Determine how many documents a term occurs in

Is there a fast way to determine how many documents a term occurs in,
besides iterating through every document with TermDocEnum?

Hi,

when you do a search, the array you get back is actually a TopDocs
object, which has a total_hits value.

http://ferret.davebalmain.com/api/classes/Ferret/Search/TopDocs.html

I guess you’d just need to make sure all the fuzzy search stuff is off.
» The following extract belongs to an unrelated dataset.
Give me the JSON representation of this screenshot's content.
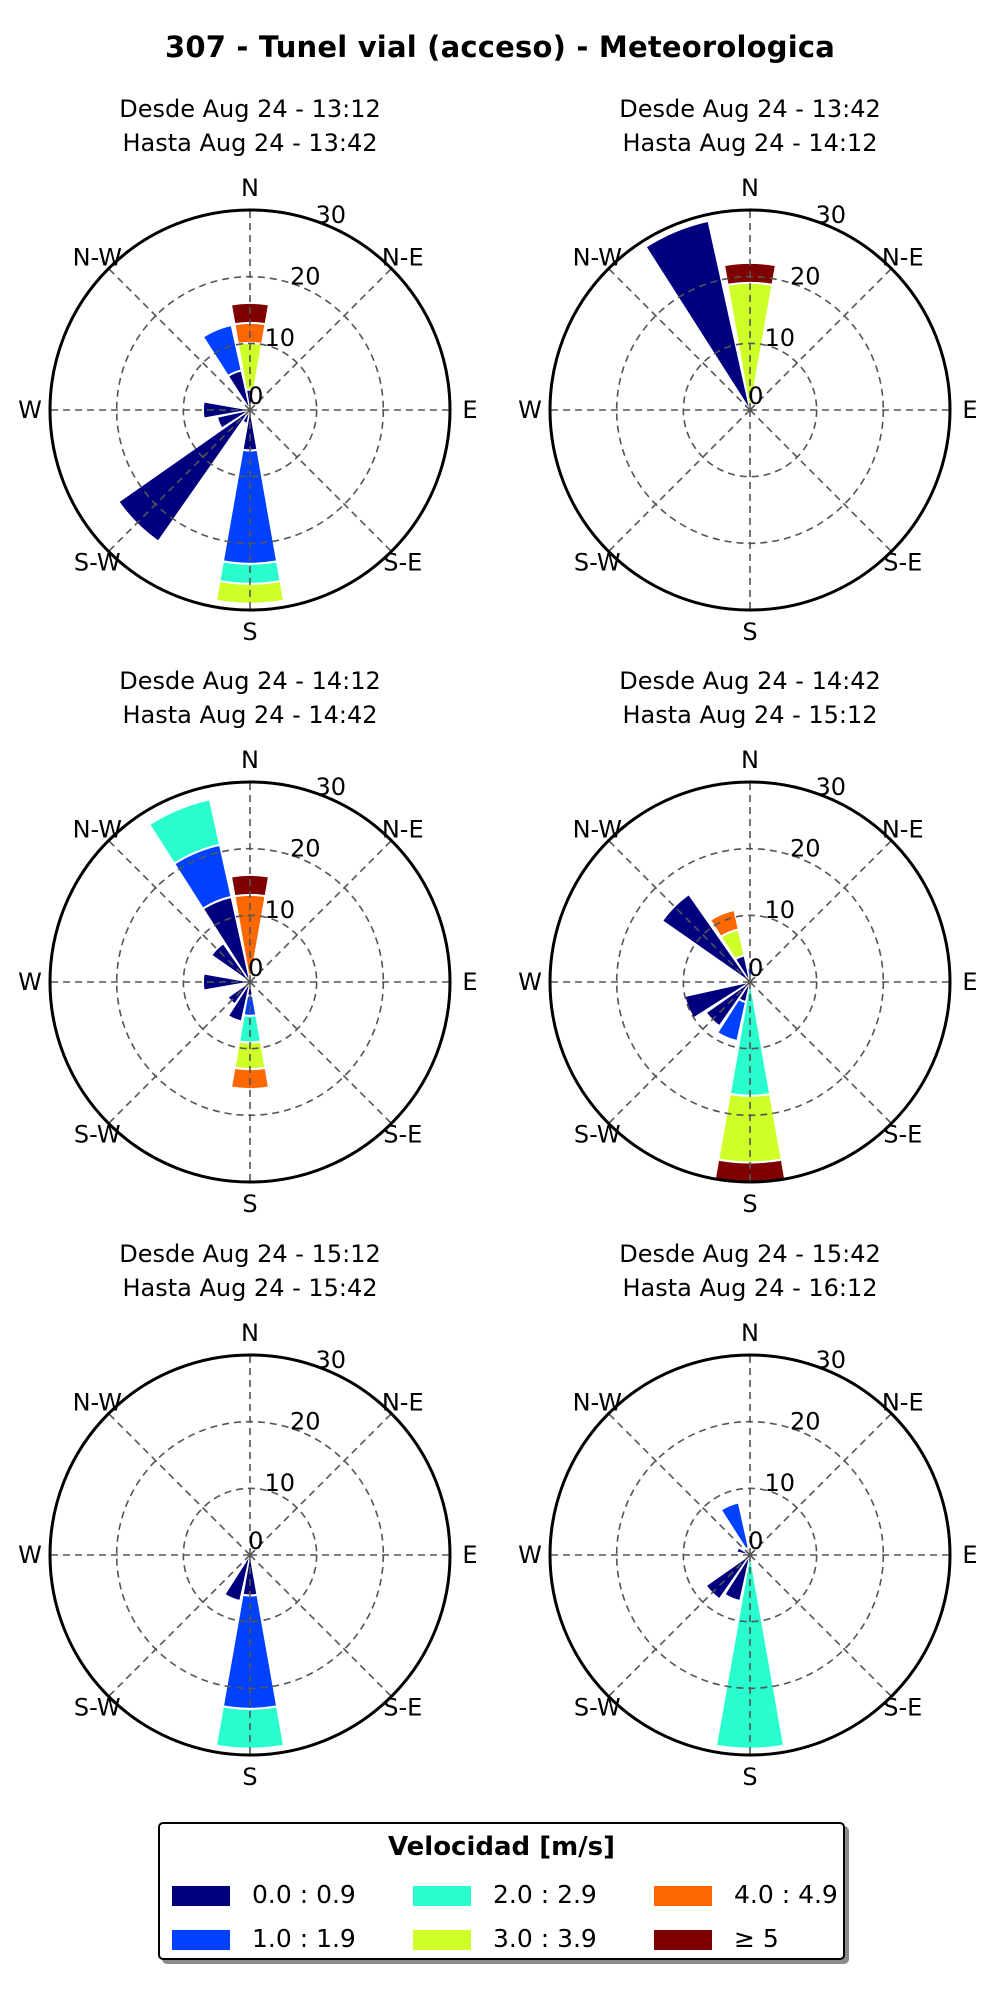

or am I missing something here?

John.

On Sat, 2007-04-28 at 12:26 +0200, Stian Grytøyr wrote:

Is there a fast way to determine how many documents a term occurs in,
besides iterating through every document with TermDocEnum?


http://johnleach.co.uk

On 4/28/07, John L. [email protected] wrote:

when you do a search, the array you get back is actually a TopDocs
object, which has a total_hits value.

Sorry, my question was imprecise. I meant how many documents in the
entire corpus (or index), not for a particular query.

Ah ok,

then IndexWriter.doc_count

http://ferret.davebalmain.com/api/classes/Ferret/Index/IndexWriter.html#M000089

so something like: myindex.writer.doc_count

John.

On Sat, 2007-04-28 at 19:45 +0200, Stian Grytøyr wrote:

On 4/28/07, John L. [email protected] wrote:

when you do a search, the array you get back is actually a TopDocs
object, which has a total_hits value.

Sorry, my question was imprecise. I meant how many documents in the
entire corpus (or index), not for a particular query.


http://johnleach.co.uk

Hi Stian,

then I’m confused, because what you’re describing is the total hits of a
one term search. You just need to watch out for fuzziness, like case
sensitivity.

But an alternative is to use the TermEnum methods, but they are done for
one field at a time:

http://ferret.davebalmain.com/api/classes/Ferret/Index/TermEnum.html

something like:

te = index_reader.terms(:content)
te.skip_to(“monkey”)
puts “The term ‘monkey’ occurs in #{te.doc_freq} documents in the index”

Am I warmer? :wink:

John.

On Sun, 2007-04-29 at 22:59 +0200, Stian Grytøyr wrote:


http://johnleach.co.uk

On 4/29/07, John L. [email protected] wrote:

then I’m confused, because what you’re describing is the total hits of a
one term search. You just need to watch out for fuzziness, like case
sensitivity.

Aha, I finally get it. I dismissed that option right away, thinking that
since I
need to look up the total number of occurences for quite a few terms for
each search, a full search for each term would become way too slow as
the
index grew. But I see now that that’s not the case, so this looks like a
good
solution.

Thanks, John!


Best regards,
Stian
Grytøyr

On 4/29/07, John L. [email protected] wrote:

then IndexWriter.doc_count

http://ferret.davebalmain.com/api/classes/Ferret/Index/IndexWriter.html#M000089

so something like: myindex.writer.doc_count

Thanks, but I still don’t think we’re quite there. I’m looking for the
number
of documents (in the index) that, say, “foo” occurs in.